The Han River, taken from Yeoido, Seoul’s main finance and investment banking district (Photo credit: Visualhunt)

Being a solo woman traveller anywhere in the world comes with its quirks. Every country has certain values and expectations about how women should act, dress and speak. South Korea is no exception. I’m currently living in Seoul for a semester abroad at Kyung Hee University, but the majority of my education has come from outside of the classroom.

Short is fine, low is not

The first thing I noticed about Korean females was how high the neckline of their shirts is. Spaghetti-strap summer dresses are worn over T-shirts. Oversized sweaters and billowy blouses are everywhere, even in the smoggy heat of late August. Something told me that this is more than a mere fashion trend, and I’m right.

You will rarely see local women dressed in low-cut or loose tops as showing the collarbone is considered too sexy in Seoul (Photo credit: gunman47/Visualhunt)

In Korea, showing the collarbone is considered too sexy, because the female chest is seen as being distinctly different from the male chest. However, the shortest shorts, skirts and dresses are acceptable. Another Korean fashion style (and my favourite) is couples who are dressed match, girlfriend and boyfriend wearing the same shirts, sweaters and colour of trousers to openly show that they are together.

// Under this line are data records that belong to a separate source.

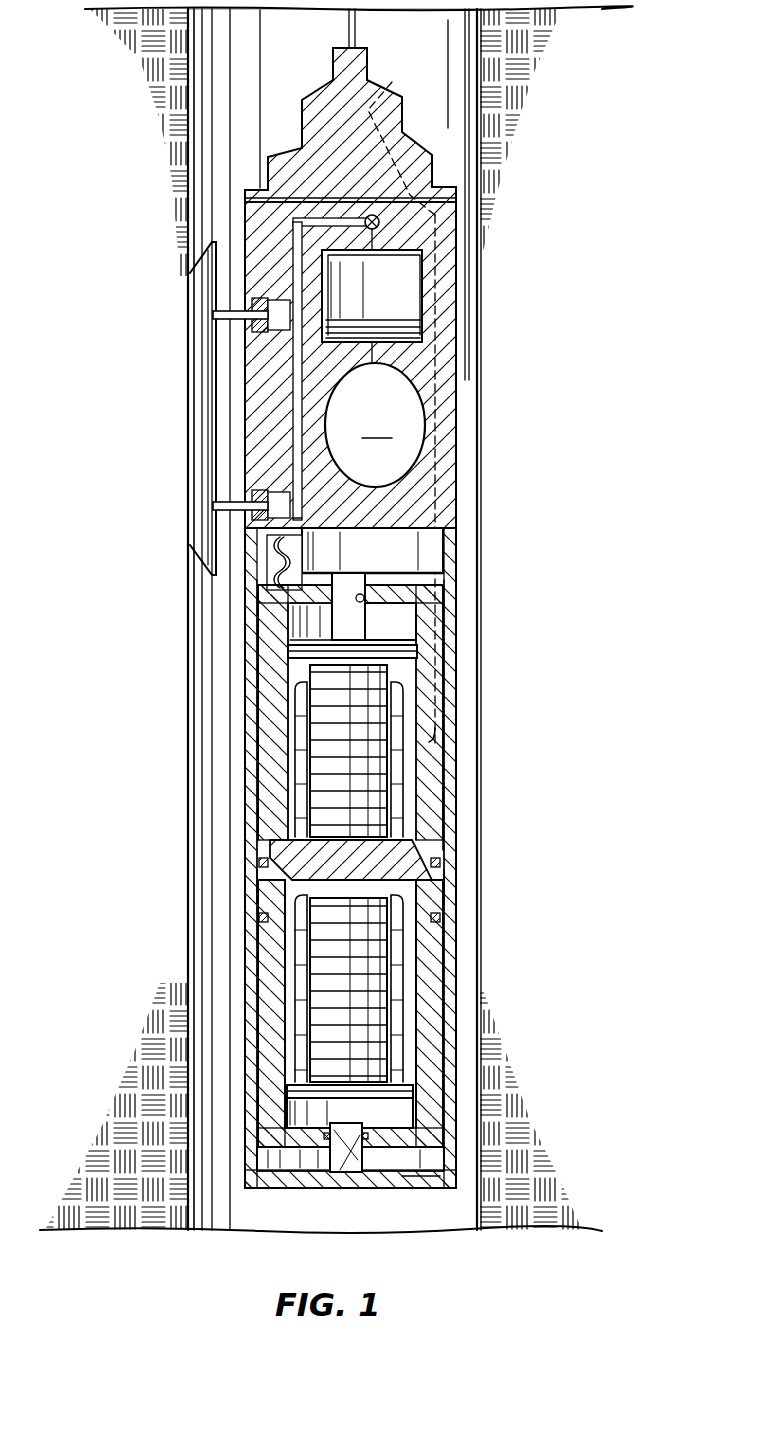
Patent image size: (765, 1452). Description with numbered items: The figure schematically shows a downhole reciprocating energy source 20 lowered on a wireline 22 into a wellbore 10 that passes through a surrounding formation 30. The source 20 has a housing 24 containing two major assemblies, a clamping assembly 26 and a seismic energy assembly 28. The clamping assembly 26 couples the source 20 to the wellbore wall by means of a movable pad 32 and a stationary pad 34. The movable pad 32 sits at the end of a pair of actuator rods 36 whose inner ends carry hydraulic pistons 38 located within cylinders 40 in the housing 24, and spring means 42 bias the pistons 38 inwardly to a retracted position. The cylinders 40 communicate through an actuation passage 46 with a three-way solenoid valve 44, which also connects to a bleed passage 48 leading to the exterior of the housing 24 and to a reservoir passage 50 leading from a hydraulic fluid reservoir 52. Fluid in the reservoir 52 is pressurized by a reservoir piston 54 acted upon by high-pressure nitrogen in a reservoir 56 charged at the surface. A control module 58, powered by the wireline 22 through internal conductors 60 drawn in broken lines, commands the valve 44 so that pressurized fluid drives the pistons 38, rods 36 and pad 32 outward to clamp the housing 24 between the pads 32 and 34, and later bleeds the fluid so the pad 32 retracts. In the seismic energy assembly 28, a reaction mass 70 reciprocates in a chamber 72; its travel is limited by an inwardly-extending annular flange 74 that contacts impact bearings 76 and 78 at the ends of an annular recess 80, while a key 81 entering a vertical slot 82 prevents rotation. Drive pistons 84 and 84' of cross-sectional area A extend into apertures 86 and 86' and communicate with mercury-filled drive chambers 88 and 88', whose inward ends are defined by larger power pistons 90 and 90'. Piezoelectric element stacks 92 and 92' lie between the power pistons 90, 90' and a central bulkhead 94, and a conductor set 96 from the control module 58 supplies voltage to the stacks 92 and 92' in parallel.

The wellbore 10 is at (541, 103).
The reciprocating energy source 20 is at (447, 172).
The wireline 22 is at (366, 35).
The housing 24 is at (458, 612).
The clamping assembly 26 is at (262, 248).
The seismic energy assembly 28 is at (441, 827).
The formation 30 is at (686, 501).
The movable pad 32 is at (205, 465).
The stationary pad 34 is at (470, 380).
The actuator rods 36 is at (213, 380).
The hydraulic pistons 38 is at (258, 300).
The cylinders 40 is at (375, 425).
The spring means 42 is at (225, 303).
The three-way solenoid valve 44 is at (382, 218).
The actuation passage 46 is at (300, 222).
The bleed passage 48 is at (318, 212).
The reservoir passage 50 is at (420, 262).
The hydraulic fluid reservoir 52 is at (410, 292).
The reservoir piston 54 is at (422, 325).
The nitrogen reservoir 56 is at (410, 460).
The control module 58 is at (422, 552).
The internal conductors 60 is at (392, 82).
The reaction mass 70 is at (428, 958).
The chamber 72 is at (422, 1160).
The annular flange 74 is at (442, 900).
The impact bearing 76 is at (262, 867).
The impact bearing 78 is at (262, 922).
The annular recess 80 is at (257, 896).
The key 81 is at (440, 736).
The vertical slot 82 is at (445, 718).
The drive piston 84 is at (353, 608).
The drive piston 84' is at (373, 1199).
The aperture 86 is at (452, 628).
The aperture 86' is at (319, 1204).
The drive chamber 88 is at (285, 712).
The drive chamber 88' is at (428, 1113).
The power piston 90 is at (418, 669).
The power piston 90' is at (429, 1073).
The piezoelectric element stack 92 is at (421, 751).
The piezoelectric element stack 92' is at (265, 988).
The bulkhead 94 is at (317, 845).
The conductor set 96 is at (276, 563).
The cross-sectional area A is at (414, 1183).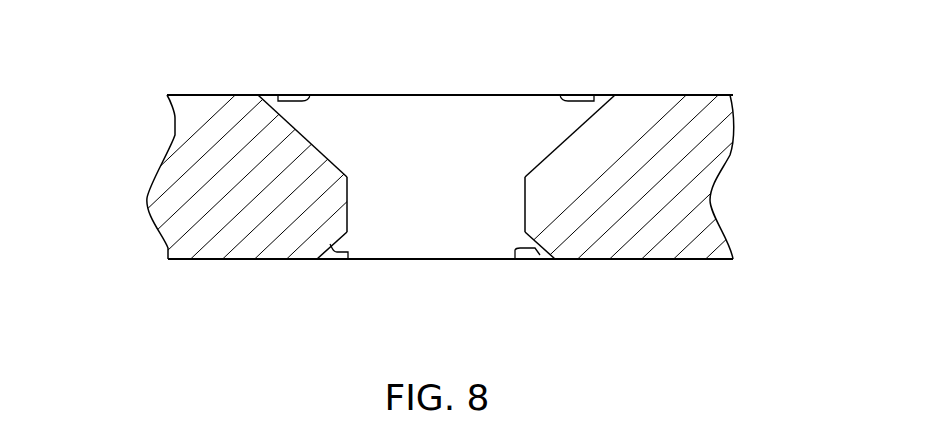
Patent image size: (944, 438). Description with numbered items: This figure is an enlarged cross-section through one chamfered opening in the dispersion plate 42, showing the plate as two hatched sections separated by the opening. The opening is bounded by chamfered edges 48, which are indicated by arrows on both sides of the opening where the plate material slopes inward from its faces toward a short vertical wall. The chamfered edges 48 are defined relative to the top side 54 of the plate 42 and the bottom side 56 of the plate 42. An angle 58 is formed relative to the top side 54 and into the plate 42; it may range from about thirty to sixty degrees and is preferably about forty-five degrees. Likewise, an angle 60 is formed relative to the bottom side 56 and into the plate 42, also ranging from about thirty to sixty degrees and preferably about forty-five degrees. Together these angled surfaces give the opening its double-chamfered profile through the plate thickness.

The plate 42 is at (177, 192).
The chamfered edges 48 is at (548, 149).
The top side 54 is at (218, 95).
The bottom side 56 is at (228, 259).
The angle 58 is at (311, 95).
The angle 60 is at (348, 259).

I try to dress respectfully, but I don’t always succeed; most of my shirts, which I brought from home, show my collarbone. I have definitely received a few harsh stares from the older generations while riding the subway. I don’t have the typical tiny Korean frame, and Korea has a ‘one-size fits all’ culture. If you find a store with small, medium and large options, you’re probably in H&M or a tourist area, such as Itaewon. And unfortunately, cute Korean boutiques rarely allow you to try on clothes in the store. Buying clothes here is thus a struggle for me.

Beauty comes first

In Korea, being beautiful is extremely important. If you hope to land a job or find a romantic partner, you have to be attractive. Even men use beauty products, including specialty male make-up. Rather than encouraging diversity, cookie-cutter conformity is desired, and plastic surgery is common. Whether it’s an eye lift as a ‘sweet 16’ birthday gift or a ‘vacation’ that results in a new look, changes that make the nose higher, eyes wider or chin more V-shaped are praised.

Beauty shops abound in Myeongdong’s shopping disctrict; Seoul’s Times Square of anything and everything beauty-related (Photo credit: UweBKK (α 77 on)/Visualhunt)

As a tall white female in Korea, I get stared at a lot. Korean’s aren’t afraid to comment on your appearance, whether it’s because you aren’t wearing make-up or they think your outfit is unflattering. I’ve never been the type of girl to spend half an hour cleansing my face at night, but I’ve totally fallen for the 10-step Korean beauty routine. It sounds ridiculous, but pampering my skin before I go to sleep is my new favourite way to practise self-love.

Toilet culture

This is definitely the most difficult part about living in Korea as a foreign female. There are a lot of differences when it comes to ‘doing your business’ in this country. For starters, toilet paper goes in the garbage can, not in the toilet. (Yeah, I think it’s kind of gross).

While there are still some squat toilets around, you won’t be hard-pressed to find a Western toilet, especially in Seoul. Some toilets look like RoboToilets from the future, with an assortment of buttons to spray your bottom, dry yourself or play music, depending on your preference.

Photo credit: Paul in Uijeongbu/Visualhunt

Public toilets in subway stations are very clean (and they’re free to use, unlike in other parts of the world). Most restaurants share their toilet with neighbouring businesses, so it is often located outside or up a flight of stairs. The entire bathroom in my dorm room functions as my shower. There’s a shower nozzle connected to the tap faucet, hanging above the sink. When I shower, I have to close the bathroom door and remove anything I don’t want to get wet. The toilet, walls and floor always end up soaked.

While things are certainly different in Seoul compared to life back home in Canada, they are not necessarily better or worse. I am getting used to eating with flat metal chopsticks, finding my way around the metro, and spending more time (and money) than ever before moisturising my skin. As a foreign female, I find Seoul to be one of the safest, liveliest and most culturally-intriguing places I’ve ever lived. Now if only I can find collarbone-covering shirts my size.